The uncertainty over the presidency seemed to leave opposition supporters too exhausted—or perhaps too scared of the strong military presence—to take to the streets to celebrate the parliamentary results. With the Electoral Commission's announcement of the outcomes in 200 constituencies in a 210-seat parliament, the MDC has won 98 seats. A splinter opposition group, "MDC Mutambara," has gained seven seats, bringing the opposition total to 105. ZANU-PF won 94 constituencies, with many government ministers losing their seats, while notorious former government information minister Jonathan Moyo was elected as an independent. Results are still outstanding from seven regions, and there will be three new elections because candidates in those areas died ahead of the 29 March vote.
However, the MDC parliamentary gains may be a Pyrrhic victory if the party does not also win the presidential vote. "If Mugabe stays on as president, he will ignore parliament and rule by decree for the next five years," says Professor John Makumbe, a political scientist at the University of Zimbabwe. "This would be most unfortunate, but Mugabe is desperate to stay on."

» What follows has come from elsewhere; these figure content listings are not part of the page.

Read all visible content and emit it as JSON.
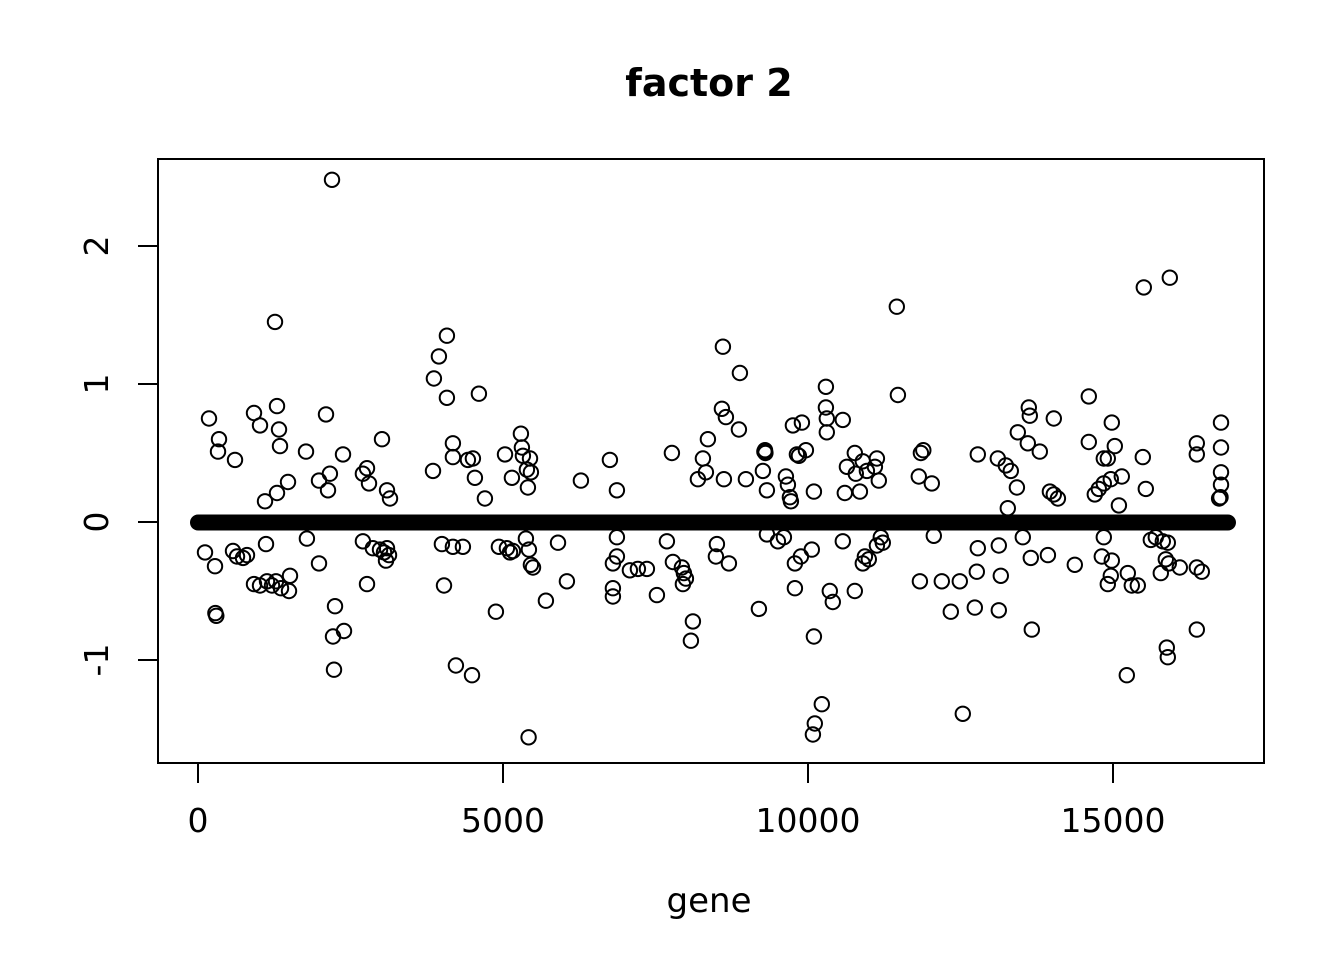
{
  "figure": {
    "background": "#ffffff",
    "foreground": "#000000"
  },
  "chart_data": {
    "type": "scatter",
    "title": "factor 2",
    "xlabel": "gene",
    "ylabel": "",
    "marker": "open-circle",
    "marker_color": "#000000",
    "grid": false,
    "legend": null,
    "x_ticks": [
      0,
      5000,
      10000,
      15000
    ],
    "y_ticks": [
      -1,
      0,
      1,
      2
    ],
    "xlim": [
      -620,
      17490
    ],
    "ylim": [
      -1.75,
      2.63
    ],
    "zero_band": {
      "description": "dense run of overplotted points at value 0 spanning nearly all genes, drawn as a thick black band",
      "x_start": 0,
      "x_end": 16885,
      "y": 0
    },
    "points": [
      [
        115,
        -0.22
      ],
      [
        180,
        0.75
      ],
      [
        279,
        -0.32
      ],
      [
        285,
        -0.66
      ],
      [
        300,
        -0.68
      ],
      [
        328,
        0.51
      ],
      [
        344,
        0.6
      ],
      [
        574,
        -0.21
      ],
      [
        606,
        0.45
      ],
      [
        639,
        -0.25
      ],
      [
        738,
        -0.26
      ],
      [
        803,
        -0.24
      ],
      [
        918,
        0.79
      ],
      [
        918,
        -0.45
      ],
      [
        1016,
        0.7
      ],
      [
        1016,
        -0.46
      ],
      [
        1098,
        0.15
      ],
      [
        1114,
        -0.16
      ],
      [
        1131,
        -0.43
      ],
      [
        1213,
        -0.46
      ],
      [
        1262,
        1.45
      ],
      [
        1278,
        -0.43
      ],
      [
        1295,
        0.84
      ],
      [
        1295,
        0.21
      ],
      [
        1328,
        0.67
      ],
      [
        1344,
        0.55
      ],
      [
        1360,
        -0.48
      ],
      [
        1475,
        0.29
      ],
      [
        1491,
        -0.5
      ],
      [
        1508,
        -0.39
      ],
      [
        1770,
        0.51
      ],
      [
        1786,
        -0.12
      ],
      [
        1983,
        0.3
      ],
      [
        1983,
        -0.3
      ],
      [
        2098,
        0.78
      ],
      [
        2131,
        0.23
      ],
      [
        2163,
        0.35
      ],
      [
        2196,
        2.48
      ],
      [
        2213,
        -0.83
      ],
      [
        2229,
        -1.07
      ],
      [
        2246,
        -0.61
      ],
      [
        2377,
        0.49
      ],
      [
        2393,
        -0.79
      ],
      [
        2704,
        0.35
      ],
      [
        2704,
        -0.14
      ],
      [
        2770,
        0.39
      ],
      [
        2770,
        -0.45
      ],
      [
        2803,
        0.28
      ],
      [
        2868,
        -0.19
      ],
      [
        2983,
        -0.2
      ],
      [
        3016,
        0.6
      ],
      [
        3049,
        -0.22
      ],
      [
        3082,
        -0.28
      ],
      [
        3098,
        0.23
      ],
      [
        3098,
        -0.19
      ],
      [
        3131,
        -0.24
      ],
      [
        3147,
        0.17
      ],
      [
        3852,
        0.37
      ],
      [
        3868,
        1.04
      ],
      [
        3950,
        1.2
      ],
      [
        3999,
        -0.16
      ],
      [
        4032,
        -0.46
      ],
      [
        4081,
        1.35
      ],
      [
        4081,
        0.9
      ],
      [
        4179,
        0.57
      ],
      [
        4179,
        0.47
      ],
      [
        4179,
        -0.18
      ],
      [
        4228,
        -1.04
      ],
      [
        4343,
        -0.18
      ],
      [
        4425,
        0.45
      ],
      [
        4491,
        -1.11
      ],
      [
        4507,
        0.46
      ],
      [
        4540,
        0.32
      ],
      [
        4605,
        0.93
      ],
      [
        4704,
        0.17
      ],
      [
        4884,
        -0.65
      ],
      [
        4933,
        -0.18
      ],
      [
        5032,
        0.49
      ],
      [
        5064,
        -0.19
      ],
      [
        5114,
        -0.22
      ],
      [
        5146,
        0.32
      ],
      [
        5163,
        -0.21
      ],
      [
        5294,
        0.64
      ],
      [
        5310,
        0.54
      ],
      [
        5327,
        0.48
      ],
      [
        5376,
        -0.12
      ],
      [
        5392,
        0.38
      ],
      [
        5409,
        0.25
      ],
      [
        5420,
        -1.56
      ],
      [
        5425,
        -0.2
      ],
      [
        5442,
        0.46
      ],
      [
        5458,
        0.36
      ],
      [
        5458,
        -0.31
      ],
      [
        5491,
        -0.33
      ],
      [
        5704,
        -0.57
      ],
      [
        5901,
        -0.15
      ],
      [
        6048,
        -0.43
      ],
      [
        6277,
        0.3
      ],
      [
        6753,
        0.45
      ],
      [
        6802,
        -0.3
      ],
      [
        6802,
        -0.48
      ],
      [
        6802,
        -0.54
      ],
      [
        6868,
        0.23
      ],
      [
        6868,
        -0.11
      ],
      [
        6868,
        -0.25
      ],
      [
        7081,
        -0.35
      ],
      [
        7212,
        -0.34
      ],
      [
        7359,
        -0.34
      ],
      [
        7523,
        -0.53
      ],
      [
        7687,
        -0.14
      ],
      [
        7769,
        0.5
      ],
      [
        7785,
        -0.29
      ],
      [
        7933,
        -0.33
      ],
      [
        7949,
        -0.45
      ],
      [
        7966,
        -0.37
      ],
      [
        7998,
        -0.41
      ],
      [
        8080,
        -0.86
      ],
      [
        8113,
        -0.72
      ],
      [
        8195,
        0.31
      ],
      [
        8277,
        0.46
      ],
      [
        8326,
        0.36
      ],
      [
        8359,
        0.6
      ],
      [
        8490,
        -0.25
      ],
      [
        8506,
        -0.16
      ],
      [
        8588,
        0.82
      ],
      [
        8605,
        1.27
      ],
      [
        8621,
        0.31
      ],
      [
        8654,
        0.76
      ],
      [
        8703,
        -0.3
      ],
      [
        8867,
        0.67
      ],
      [
        8883,
        1.08
      ],
      [
        8982,
        0.31
      ],
      [
        9195,
        -0.63
      ],
      [
        9260,
        0.37
      ],
      [
        9285,
        0.51
      ],
      [
        9295,
        0.52
      ],
      [
        9301,
        0.5
      ],
      [
        9326,
        0.23
      ],
      [
        9326,
        -0.09
      ],
      [
        9506,
        -0.14
      ],
      [
        9605,
        -0.11
      ],
      [
        9637,
        0.33
      ],
      [
        9670,
        0.27
      ],
      [
        9703,
        0.18
      ],
      [
        9719,
        0.15
      ],
      [
        9752,
        0.7
      ],
      [
        9785,
        -0.3
      ],
      [
        9785,
        -0.48
      ],
      [
        9818,
        0.49
      ],
      [
        9850,
        0.48
      ],
      [
        9883,
        -0.25
      ],
      [
        9900,
        0.72
      ],
      [
        9965,
        0.52
      ],
      [
        10063,
        -0.2
      ],
      [
        10080,
        -1.54
      ],
      [
        10096,
        -0.83
      ],
      [
        10096,
        0.22
      ],
      [
        10112,
        -1.46
      ],
      [
        10227,
        -1.32
      ],
      [
        10293,
        0.98
      ],
      [
        10293,
        0.83
      ],
      [
        10309,
        0.75
      ],
      [
        10309,
        0.65
      ],
      [
        10358,
        -0.5
      ],
      [
        10407,
        -0.58
      ],
      [
        10571,
        0.74
      ],
      [
        10571,
        -0.14
      ],
      [
        10604,
        0.21
      ],
      [
        10637,
        0.4
      ],
      [
        10768,
        0.5
      ],
      [
        10768,
        -0.5
      ],
      [
        10784,
        0.35
      ],
      [
        10850,
        0.22
      ],
      [
        10899,
        0.44
      ],
      [
        10899,
        -0.3
      ],
      [
        10932,
        -0.25
      ],
      [
        10965,
        0.37
      ],
      [
        10997,
        -0.27
      ],
      [
        11096,
        0.4
      ],
      [
        11129,
        0.46
      ],
      [
        11129,
        -0.17
      ],
      [
        11161,
        0.3
      ],
      [
        11194,
        -0.11
      ],
      [
        11227,
        -0.15
      ],
      [
        11456,
        1.56
      ],
      [
        11473,
        0.92
      ],
      [
        11817,
        0.33
      ],
      [
        11834,
        -0.43
      ],
      [
        11850,
        0.5
      ],
      [
        11890,
        0.52
      ],
      [
        12030,
        0.28
      ],
      [
        12063,
        -0.1
      ],
      [
        12194,
        -0.43
      ],
      [
        12341,
        -0.65
      ],
      [
        12489,
        -0.43
      ],
      [
        12538,
        -1.39
      ],
      [
        12735,
        -0.62
      ],
      [
        12767,
        -0.36
      ],
      [
        12784,
        0.49
      ],
      [
        12784,
        -0.19
      ],
      [
        13112,
        0.46
      ],
      [
        13128,
        -0.17
      ],
      [
        13128,
        -0.64
      ],
      [
        13161,
        -0.39
      ],
      [
        13243,
        0.41
      ],
      [
        13276,
        0.1
      ],
      [
        13325,
        0.37
      ],
      [
        13424,
        0.25
      ],
      [
        13440,
        0.65
      ],
      [
        13522,
        -0.11
      ],
      [
        13604,
        0.57
      ],
      [
        13620,
        0.83
      ],
      [
        13636,
        0.77
      ],
      [
        13653,
        -0.26
      ],
      [
        13669,
        -0.78
      ],
      [
        13800,
        0.51
      ],
      [
        13932,
        -0.24
      ],
      [
        13965,
        0.22
      ],
      [
        14030,
        0.2
      ],
      [
        14030,
        0.75
      ],
      [
        14096,
        0.17
      ],
      [
        14374,
        -0.31
      ],
      [
        14604,
        0.91
      ],
      [
        14604,
        0.58
      ],
      [
        14702,
        0.2
      ],
      [
        14767,
        0.24
      ],
      [
        14817,
        -0.25
      ],
      [
        14850,
        0.46
      ],
      [
        14850,
        0.28
      ],
      [
        14850,
        -0.11
      ],
      [
        14915,
        0.46
      ],
      [
        14915,
        -0.45
      ],
      [
        14964,
        0.31
      ],
      [
        14964,
        -0.39
      ],
      [
        14981,
        0.72
      ],
      [
        14981,
        -0.28
      ],
      [
        15030,
        0.55
      ],
      [
        15096,
        0.12
      ],
      [
        15145,
        0.33
      ],
      [
        15227,
        -1.11
      ],
      [
        15243,
        -0.37
      ],
      [
        15309,
        -0.46
      ],
      [
        15407,
        -0.46
      ],
      [
        15489,
        0.47
      ],
      [
        15505,
        1.7
      ],
      [
        15538,
        0.24
      ],
      [
        15620,
        -0.13
      ],
      [
        15702,
        -0.11
      ],
      [
        15784,
        -0.37
      ],
      [
        15817,
        -0.14
      ],
      [
        15866,
        -0.27
      ],
      [
        15882,
        -0.91
      ],
      [
        15898,
        -0.98
      ],
      [
        15898,
        -0.15
      ],
      [
        15915,
        -0.3
      ],
      [
        15931,
        1.77
      ],
      [
        16095,
        -0.33
      ],
      [
        16374,
        0.57
      ],
      [
        16374,
        0.49
      ],
      [
        16374,
        -0.33
      ],
      [
        16374,
        -0.78
      ],
      [
        16456,
        -0.36
      ],
      [
        16740,
        0.17
      ],
      [
        16762,
        0.18
      ],
      [
        16770,
        0.72
      ],
      [
        16770,
        0.54
      ],
      [
        16770,
        0.36
      ],
      [
        16770,
        0.27
      ]
    ]
  }
}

Most analysts believe the most likely scenario is a runoff between Mugabe and Tsvangirai three weeks from now. "Mugabe is a high-stakes political gambler, and I think he is going to go for it with everything he can marshal," lawyer and commentator Brian Kagoro told Reuters. "But I don't think he can reverse his fortunes." Certainly a Mugabe comeback seems unlikely if the two candidates go head to head under fair conditions. Tsvangirai is likely to pick up additional support from both the splinter MDC and supporters of unsuccessful candidate Simba Makoni, a former finance minister who was sacked by ZANU-PF when he announced his plans to run against Mugabe in February. Mugabe, though, could yet claim victory if he resorts to previous vote-rigging tactics such as using the military and militia groups to intimidate voters and electoral officials to help manipulate the numbers.

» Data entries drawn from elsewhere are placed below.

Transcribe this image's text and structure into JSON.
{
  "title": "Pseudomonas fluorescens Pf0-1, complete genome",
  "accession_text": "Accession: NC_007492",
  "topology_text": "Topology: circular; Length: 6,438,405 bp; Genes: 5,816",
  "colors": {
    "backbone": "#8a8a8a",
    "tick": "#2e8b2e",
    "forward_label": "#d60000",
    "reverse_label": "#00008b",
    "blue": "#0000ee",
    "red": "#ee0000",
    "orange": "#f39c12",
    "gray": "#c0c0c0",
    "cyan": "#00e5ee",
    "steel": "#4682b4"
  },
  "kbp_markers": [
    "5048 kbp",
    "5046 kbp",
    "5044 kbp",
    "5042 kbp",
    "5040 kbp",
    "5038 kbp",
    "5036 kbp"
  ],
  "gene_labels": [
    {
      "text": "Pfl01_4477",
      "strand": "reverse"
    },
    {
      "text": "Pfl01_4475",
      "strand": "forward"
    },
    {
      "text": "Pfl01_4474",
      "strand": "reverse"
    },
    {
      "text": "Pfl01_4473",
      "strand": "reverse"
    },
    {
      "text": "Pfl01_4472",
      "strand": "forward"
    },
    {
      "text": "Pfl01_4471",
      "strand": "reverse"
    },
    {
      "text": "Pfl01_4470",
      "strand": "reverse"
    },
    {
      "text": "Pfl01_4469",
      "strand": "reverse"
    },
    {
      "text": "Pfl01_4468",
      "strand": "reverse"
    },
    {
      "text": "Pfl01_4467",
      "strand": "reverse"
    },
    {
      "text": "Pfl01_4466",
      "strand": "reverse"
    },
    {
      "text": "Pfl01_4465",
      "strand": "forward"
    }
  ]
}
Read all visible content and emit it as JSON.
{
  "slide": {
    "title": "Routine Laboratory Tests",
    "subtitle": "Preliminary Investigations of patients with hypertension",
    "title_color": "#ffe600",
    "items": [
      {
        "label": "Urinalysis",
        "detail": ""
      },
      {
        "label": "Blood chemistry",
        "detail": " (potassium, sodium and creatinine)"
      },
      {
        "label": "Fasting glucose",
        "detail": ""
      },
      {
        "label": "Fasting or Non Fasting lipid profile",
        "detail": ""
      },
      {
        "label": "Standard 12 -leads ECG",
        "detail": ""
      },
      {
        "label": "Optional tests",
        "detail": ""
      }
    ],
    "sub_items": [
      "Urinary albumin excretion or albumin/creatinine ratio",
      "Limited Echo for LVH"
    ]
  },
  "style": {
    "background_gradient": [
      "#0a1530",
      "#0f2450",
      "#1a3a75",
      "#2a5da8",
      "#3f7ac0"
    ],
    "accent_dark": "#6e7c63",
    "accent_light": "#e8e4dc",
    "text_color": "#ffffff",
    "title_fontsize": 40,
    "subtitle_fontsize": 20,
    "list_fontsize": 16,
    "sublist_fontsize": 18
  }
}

If Mugabe does confound his critics by agreeing to step down, his successor will face significant challenges. Mugabe's misrule has crippled Zimbabwe, once the most successful post-independence state in Africa. The former guerrilla leader will leave a legacy of oppressive laws and human rights violations, an economic collapse that resulted in an inflation rate of 100,000 percent and 80 percent joblessness, chronic food and basic goods shortages, deepening poverty and rapidly declining life expectancy. Millions of people have fled the country—mostly to neighboring South Africa.
Nonetheless, those like political analyst Makumbe are confident that the MDC will rise to the challenge. Comparing the party to South Africa's postapartheid African National Congress government, he believes that Tsvangirai "will run Zimbabwe better than anybody else around."
"But then," he adds, "any idiot could do better than Mugabe." Zimbabweans can only hope that he is right.